La cocina puede ser una metáfora del infierno (los que hacen Hell’s Kitchen lo saben mejor que nadie), o bien un ámbito de creación y refinamiento donde se entiende por qué es posible hablar de artes culinarias.
Masterchef, tanto en su versión original como en la producción argentina que pone al aire Telefe, es una combinación de ambas posibilidades. Por momentos, el universo gourmet se convierte en un teatro de fracasos y humillaciones, con escenas que se filtran desde las hornallas y sartenes hacia otras problemáticas humanas reflejadas con distinto grado de dramatismo. Pero también es la ocasión para que personas de acá y de allá se prueben en distintos desafíos y alcancen la excelencia en una disciplina que, entre otras cosas, implica producirle bienestar a los otros.
Donato de Santis, German Martitegui y Christophe Krywonis son los jurados en materia de sabores, texturas y aspectos visuales de los platos, evaluando el equilibrio entre simpleza y sofisticación, pero más que nada conforman un afianzado trío de villanos entrenados para poner en apuros a los participantes. Es verdad que a veces se roza el maltrato, y que los cocineros amateurs deben someterse a decálogos soberbios, pero todo es parte de una muy bien guionada trama de auge y caída, que utiliza el suspenso en las dosis necesarias. Por eso la edición es absolutamente dramática, sobre todo en los momentos previos a la conclusión de los platos, cuando la tensión lograda invita siempre a esperar lo peor.

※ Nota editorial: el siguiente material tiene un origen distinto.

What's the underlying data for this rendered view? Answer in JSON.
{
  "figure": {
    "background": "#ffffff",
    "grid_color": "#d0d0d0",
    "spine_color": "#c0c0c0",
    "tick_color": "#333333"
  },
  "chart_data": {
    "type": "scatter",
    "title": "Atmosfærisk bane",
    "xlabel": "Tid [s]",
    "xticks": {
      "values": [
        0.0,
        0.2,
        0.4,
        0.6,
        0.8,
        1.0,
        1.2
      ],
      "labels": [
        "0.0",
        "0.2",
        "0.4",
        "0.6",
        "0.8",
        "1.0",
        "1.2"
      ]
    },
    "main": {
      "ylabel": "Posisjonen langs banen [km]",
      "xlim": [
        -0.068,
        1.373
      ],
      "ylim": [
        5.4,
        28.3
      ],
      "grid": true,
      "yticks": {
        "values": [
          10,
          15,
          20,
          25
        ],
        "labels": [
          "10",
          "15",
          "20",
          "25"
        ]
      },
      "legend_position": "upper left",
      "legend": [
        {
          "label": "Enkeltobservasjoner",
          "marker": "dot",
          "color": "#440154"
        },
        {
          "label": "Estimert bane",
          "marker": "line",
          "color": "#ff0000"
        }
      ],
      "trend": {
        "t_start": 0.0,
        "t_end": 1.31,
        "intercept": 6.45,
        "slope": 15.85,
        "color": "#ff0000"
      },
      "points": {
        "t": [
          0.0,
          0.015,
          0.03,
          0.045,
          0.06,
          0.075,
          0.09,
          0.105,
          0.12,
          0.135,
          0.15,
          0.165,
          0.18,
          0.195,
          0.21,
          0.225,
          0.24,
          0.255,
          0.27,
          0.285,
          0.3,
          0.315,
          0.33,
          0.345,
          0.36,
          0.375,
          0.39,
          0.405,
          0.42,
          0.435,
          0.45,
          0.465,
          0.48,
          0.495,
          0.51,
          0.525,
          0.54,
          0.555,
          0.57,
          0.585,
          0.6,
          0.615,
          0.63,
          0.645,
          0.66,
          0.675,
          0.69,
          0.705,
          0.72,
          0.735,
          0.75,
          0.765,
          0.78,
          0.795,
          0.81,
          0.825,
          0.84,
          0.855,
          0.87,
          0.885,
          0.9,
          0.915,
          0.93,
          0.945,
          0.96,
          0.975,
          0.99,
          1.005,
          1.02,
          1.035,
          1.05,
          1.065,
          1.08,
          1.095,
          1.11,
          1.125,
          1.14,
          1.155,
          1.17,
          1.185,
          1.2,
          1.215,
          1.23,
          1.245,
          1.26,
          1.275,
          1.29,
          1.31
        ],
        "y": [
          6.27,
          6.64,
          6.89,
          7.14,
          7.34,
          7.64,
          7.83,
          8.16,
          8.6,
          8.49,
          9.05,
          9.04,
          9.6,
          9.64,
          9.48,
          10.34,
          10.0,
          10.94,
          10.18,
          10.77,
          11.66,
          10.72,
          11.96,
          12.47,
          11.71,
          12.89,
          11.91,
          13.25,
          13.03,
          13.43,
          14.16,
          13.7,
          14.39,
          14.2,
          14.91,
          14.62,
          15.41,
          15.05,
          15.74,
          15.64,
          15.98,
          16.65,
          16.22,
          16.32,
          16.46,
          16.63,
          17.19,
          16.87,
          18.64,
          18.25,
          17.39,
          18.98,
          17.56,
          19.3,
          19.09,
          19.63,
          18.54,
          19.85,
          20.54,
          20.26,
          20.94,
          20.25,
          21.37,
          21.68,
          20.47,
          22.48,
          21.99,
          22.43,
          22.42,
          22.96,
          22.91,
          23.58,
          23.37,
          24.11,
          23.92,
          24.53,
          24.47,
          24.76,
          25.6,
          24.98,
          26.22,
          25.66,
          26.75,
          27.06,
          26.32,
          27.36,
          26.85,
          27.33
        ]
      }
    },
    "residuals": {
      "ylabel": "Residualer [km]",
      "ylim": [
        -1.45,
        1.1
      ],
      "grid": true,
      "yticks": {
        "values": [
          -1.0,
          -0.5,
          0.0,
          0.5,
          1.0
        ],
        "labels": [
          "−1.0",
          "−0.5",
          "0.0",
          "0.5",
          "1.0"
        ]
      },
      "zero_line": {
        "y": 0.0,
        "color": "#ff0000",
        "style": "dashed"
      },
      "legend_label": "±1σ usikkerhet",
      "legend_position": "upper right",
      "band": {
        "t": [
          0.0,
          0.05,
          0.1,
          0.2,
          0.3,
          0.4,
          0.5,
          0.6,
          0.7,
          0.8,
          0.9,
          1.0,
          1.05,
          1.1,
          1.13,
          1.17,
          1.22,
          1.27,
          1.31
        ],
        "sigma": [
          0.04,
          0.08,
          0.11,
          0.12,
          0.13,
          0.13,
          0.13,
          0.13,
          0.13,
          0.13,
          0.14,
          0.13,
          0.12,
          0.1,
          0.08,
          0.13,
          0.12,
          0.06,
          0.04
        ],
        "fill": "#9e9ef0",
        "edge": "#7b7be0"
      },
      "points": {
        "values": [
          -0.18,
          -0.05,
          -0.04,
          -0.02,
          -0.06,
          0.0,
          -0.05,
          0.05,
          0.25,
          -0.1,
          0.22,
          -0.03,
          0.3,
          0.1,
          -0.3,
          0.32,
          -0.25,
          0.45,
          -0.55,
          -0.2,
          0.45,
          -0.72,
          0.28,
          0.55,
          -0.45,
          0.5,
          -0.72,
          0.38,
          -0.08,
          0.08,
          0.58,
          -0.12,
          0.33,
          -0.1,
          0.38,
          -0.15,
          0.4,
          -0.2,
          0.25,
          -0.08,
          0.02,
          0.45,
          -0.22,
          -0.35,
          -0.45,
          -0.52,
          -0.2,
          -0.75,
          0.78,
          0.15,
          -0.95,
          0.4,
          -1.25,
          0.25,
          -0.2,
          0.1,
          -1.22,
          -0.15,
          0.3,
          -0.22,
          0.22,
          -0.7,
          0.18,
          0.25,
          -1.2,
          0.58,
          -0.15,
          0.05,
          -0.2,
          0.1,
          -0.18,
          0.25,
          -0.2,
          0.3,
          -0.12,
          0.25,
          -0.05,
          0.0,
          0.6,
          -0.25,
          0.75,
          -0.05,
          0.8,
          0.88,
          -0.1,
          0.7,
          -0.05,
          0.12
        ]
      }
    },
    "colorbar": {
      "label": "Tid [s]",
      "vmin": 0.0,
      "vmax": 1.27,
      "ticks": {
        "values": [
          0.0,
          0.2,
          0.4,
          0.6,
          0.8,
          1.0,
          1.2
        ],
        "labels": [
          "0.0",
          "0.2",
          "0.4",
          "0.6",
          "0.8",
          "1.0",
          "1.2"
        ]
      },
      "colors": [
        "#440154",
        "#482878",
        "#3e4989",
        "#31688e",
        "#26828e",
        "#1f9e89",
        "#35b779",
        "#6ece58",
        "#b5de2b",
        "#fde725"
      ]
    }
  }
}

Hay risas. Hay lágrimas. Rivalidades. Alianzas y traiciones. Masterchef es un gran culebrón. Y sale en su punto justo.
En contra: En el horno
Un padre que reprende a su hijo. Un docente que cuestiona la capacidad de un alumno delante de los demás. Un jefe que se burla de un empleado. El abuso de poder y la crueldad pueden tener mil variantes. Y la que más rinde en el rating parece ser la relación dominante/dominado de los jueces de realities y sus concursantes. Eso que Simon Cowell dejó como marca registrada en American Idol (la idea de que el personaje pérfido de las ficciones es clave también para estos formatos) es llevado al extremo en Masterchef. Y no tanto porque los jueces sean unos tiranos de abdomen abultado, más bravos y marciales que el nazi de la sopa de Seinfeld, sino porque quien armó el "casting" de los participantes se encargó de reclutar a los más experimentados al lado de los más amateurs. Es decir, los que tienen al menos algunas armas para defenderse y los vulnerables.
Es insólito, pero parte del encanto que muchos ven en Masterchef es apreciar cómo una señora intenta hacer una bruschetta sin saber muy bien qué es (y sin que nadie se lo explique), o como un improvisado cocinero mira una rana sin entender cómo convertirla en un plato gourmet. Y si bien cada concursante puede hacerse cargo de su decisión de ingresar en un certamen que ya en su versión original se caracteriza por no tener piedad con los aprendices, corre por cuenta de los realizadores (y de los espectadores) que unos impulsen y otros se regocijen con los episodios en los que queda en evidencia la ignorancia ajena. ¿Cuántos de los que disfrutan esos momentos saben hacer un lomo Wellington?